30. The composition of claim 29, wherein the LNP consists essentially of:

(i) at least one cationic lipid;

(ii) at least one neutral lipid;

(iii) at least one steroid and or steroid analogue; and

(iv) at least one pegylated lipid, wherein the lipid is a pegylated lipid,

wherein (i) to (iv) are cationic lipids in a molar ratio of about 20% to 60%, 5% to 25% neutral lipids, 25% to 55% sterols, and 0.5% to 15% pegylated lipids.

31. A vaccine comprising the coding RNA according to any one of claims 1 to 25 or the composition according to any one of claims 26 to 30.

32. The vaccine of claim 31, wherein the vaccine elicits an adaptive immune response.

33. A kit or kit of parts comprising the coding RNA according to any one of claims 1 to 25, the composition according to any one of claims 26 to 30 and/or the vaccine according to any one of claims 31 to 32, optionally comprising a liquid carrier for dissolution, and optionally technical instructions providing information on the administration and dosage of the components.

34. The coding RNA according to any one of claims 1 to 25, the composition according to any one of claims 26 to 30, the vaccine according to any one of claims 31 to 32, or the kit or kit-of-parts according to claim 33, for use as a medicament.

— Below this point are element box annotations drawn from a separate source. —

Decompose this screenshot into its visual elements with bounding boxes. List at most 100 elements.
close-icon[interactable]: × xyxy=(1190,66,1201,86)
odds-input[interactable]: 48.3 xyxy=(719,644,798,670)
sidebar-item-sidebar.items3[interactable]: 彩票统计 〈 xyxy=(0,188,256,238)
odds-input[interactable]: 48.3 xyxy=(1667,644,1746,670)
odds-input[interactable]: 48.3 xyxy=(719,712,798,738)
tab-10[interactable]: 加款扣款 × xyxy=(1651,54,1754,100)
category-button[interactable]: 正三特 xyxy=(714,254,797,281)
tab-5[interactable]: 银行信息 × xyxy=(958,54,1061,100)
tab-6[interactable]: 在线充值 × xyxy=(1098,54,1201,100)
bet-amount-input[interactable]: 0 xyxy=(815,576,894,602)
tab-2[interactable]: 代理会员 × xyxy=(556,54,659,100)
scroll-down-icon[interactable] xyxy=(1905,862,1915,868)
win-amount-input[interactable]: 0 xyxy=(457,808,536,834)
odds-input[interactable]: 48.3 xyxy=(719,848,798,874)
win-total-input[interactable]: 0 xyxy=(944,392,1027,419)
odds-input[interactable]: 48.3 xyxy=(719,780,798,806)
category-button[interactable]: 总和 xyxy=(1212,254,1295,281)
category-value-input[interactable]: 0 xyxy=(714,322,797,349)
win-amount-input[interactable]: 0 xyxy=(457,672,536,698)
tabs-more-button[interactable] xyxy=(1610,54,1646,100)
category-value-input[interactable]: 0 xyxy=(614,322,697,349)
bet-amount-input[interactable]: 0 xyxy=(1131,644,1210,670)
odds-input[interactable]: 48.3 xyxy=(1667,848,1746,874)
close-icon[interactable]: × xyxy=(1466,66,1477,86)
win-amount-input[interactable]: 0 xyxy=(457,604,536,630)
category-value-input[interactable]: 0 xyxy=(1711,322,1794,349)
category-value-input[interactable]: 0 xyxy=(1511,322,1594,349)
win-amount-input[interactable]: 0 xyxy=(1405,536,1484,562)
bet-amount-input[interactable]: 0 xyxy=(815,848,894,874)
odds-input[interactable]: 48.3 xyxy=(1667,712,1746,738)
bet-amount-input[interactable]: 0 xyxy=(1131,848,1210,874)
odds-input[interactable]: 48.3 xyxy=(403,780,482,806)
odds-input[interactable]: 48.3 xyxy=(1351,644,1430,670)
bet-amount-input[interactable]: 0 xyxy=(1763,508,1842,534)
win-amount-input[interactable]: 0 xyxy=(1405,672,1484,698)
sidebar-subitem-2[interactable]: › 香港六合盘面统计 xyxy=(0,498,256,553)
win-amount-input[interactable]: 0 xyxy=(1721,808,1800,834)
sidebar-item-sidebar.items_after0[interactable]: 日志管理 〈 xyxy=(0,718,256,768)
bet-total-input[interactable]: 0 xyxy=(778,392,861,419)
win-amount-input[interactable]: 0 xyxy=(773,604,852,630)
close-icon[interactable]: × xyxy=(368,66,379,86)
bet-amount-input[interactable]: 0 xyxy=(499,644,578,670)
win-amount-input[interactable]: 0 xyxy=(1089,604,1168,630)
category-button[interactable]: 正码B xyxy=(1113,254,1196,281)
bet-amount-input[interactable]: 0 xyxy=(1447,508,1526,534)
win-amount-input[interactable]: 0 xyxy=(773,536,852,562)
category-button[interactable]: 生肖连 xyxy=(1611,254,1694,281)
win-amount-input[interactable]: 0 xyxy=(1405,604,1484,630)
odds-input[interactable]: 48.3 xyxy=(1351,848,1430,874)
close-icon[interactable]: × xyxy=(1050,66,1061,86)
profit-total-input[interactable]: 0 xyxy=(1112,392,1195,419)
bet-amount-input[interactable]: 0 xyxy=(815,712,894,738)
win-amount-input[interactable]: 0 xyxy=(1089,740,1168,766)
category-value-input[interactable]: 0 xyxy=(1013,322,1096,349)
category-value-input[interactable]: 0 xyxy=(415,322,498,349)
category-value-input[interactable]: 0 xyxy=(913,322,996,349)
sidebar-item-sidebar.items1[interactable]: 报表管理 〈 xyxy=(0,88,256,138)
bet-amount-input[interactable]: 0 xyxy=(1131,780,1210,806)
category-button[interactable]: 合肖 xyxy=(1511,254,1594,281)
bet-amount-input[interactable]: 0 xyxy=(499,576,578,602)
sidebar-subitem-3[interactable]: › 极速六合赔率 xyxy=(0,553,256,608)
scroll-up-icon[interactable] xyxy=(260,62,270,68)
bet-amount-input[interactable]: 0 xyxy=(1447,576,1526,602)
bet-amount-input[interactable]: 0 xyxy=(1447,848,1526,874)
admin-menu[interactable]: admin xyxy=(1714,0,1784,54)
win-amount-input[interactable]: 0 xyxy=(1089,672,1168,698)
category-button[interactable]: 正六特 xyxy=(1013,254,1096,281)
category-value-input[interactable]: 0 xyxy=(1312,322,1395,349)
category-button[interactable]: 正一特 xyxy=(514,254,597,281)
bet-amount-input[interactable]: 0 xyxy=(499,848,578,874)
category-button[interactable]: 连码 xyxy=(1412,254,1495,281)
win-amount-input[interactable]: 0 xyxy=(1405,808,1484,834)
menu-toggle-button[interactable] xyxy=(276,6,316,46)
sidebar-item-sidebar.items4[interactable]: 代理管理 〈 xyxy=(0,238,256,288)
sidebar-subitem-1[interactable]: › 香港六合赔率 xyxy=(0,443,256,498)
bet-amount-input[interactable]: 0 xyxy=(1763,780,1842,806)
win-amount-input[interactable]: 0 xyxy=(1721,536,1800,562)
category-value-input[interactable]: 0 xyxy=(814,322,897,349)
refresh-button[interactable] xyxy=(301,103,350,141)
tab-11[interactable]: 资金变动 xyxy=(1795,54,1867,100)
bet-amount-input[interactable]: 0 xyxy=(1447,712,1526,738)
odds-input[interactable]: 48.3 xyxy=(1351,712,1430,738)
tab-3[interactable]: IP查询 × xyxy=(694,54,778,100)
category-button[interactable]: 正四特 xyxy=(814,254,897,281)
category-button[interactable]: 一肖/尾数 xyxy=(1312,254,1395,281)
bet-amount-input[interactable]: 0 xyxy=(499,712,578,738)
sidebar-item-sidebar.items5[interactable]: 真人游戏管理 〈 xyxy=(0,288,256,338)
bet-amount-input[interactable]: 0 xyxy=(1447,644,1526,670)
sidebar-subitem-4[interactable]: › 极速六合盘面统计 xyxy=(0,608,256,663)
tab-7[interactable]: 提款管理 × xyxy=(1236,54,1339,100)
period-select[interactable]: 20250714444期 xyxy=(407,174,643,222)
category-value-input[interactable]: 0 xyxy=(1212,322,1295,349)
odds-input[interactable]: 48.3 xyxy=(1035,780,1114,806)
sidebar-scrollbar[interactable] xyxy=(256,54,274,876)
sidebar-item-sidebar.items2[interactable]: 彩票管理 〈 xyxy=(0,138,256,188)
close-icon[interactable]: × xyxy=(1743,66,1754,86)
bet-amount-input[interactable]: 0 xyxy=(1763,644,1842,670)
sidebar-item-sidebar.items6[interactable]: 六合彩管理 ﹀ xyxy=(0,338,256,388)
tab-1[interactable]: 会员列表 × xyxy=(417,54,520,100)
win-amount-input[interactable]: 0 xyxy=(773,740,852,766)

35. The coding RNA according to any one of claims 1 to 25, the composition according to any one of claims 26 to 30, the vaccine according to any one of claims 31 to 32 or the kit or kit-of-parts according to claim 33 for use in the treatment or prevention of malaria or a condition associated with such infection.

36. A method of treating or preventing a disorder, wherein the method comprises applying or administering to a subject in need thereof an encoding RNA according to any one of claims 1 to 25, a composition according to any one of claims 26 to 30, a vaccine according to any one of claims 31 to 32, or a kit or kit-of-parts according to claim 33.

37. The method of claim 36, wherein the condition is a malaria infection or a condition associated with such an infection.

38. The method according to claim 36 or 37, wherein the subject in need thereof is a mammalian subject, preferably a human subject.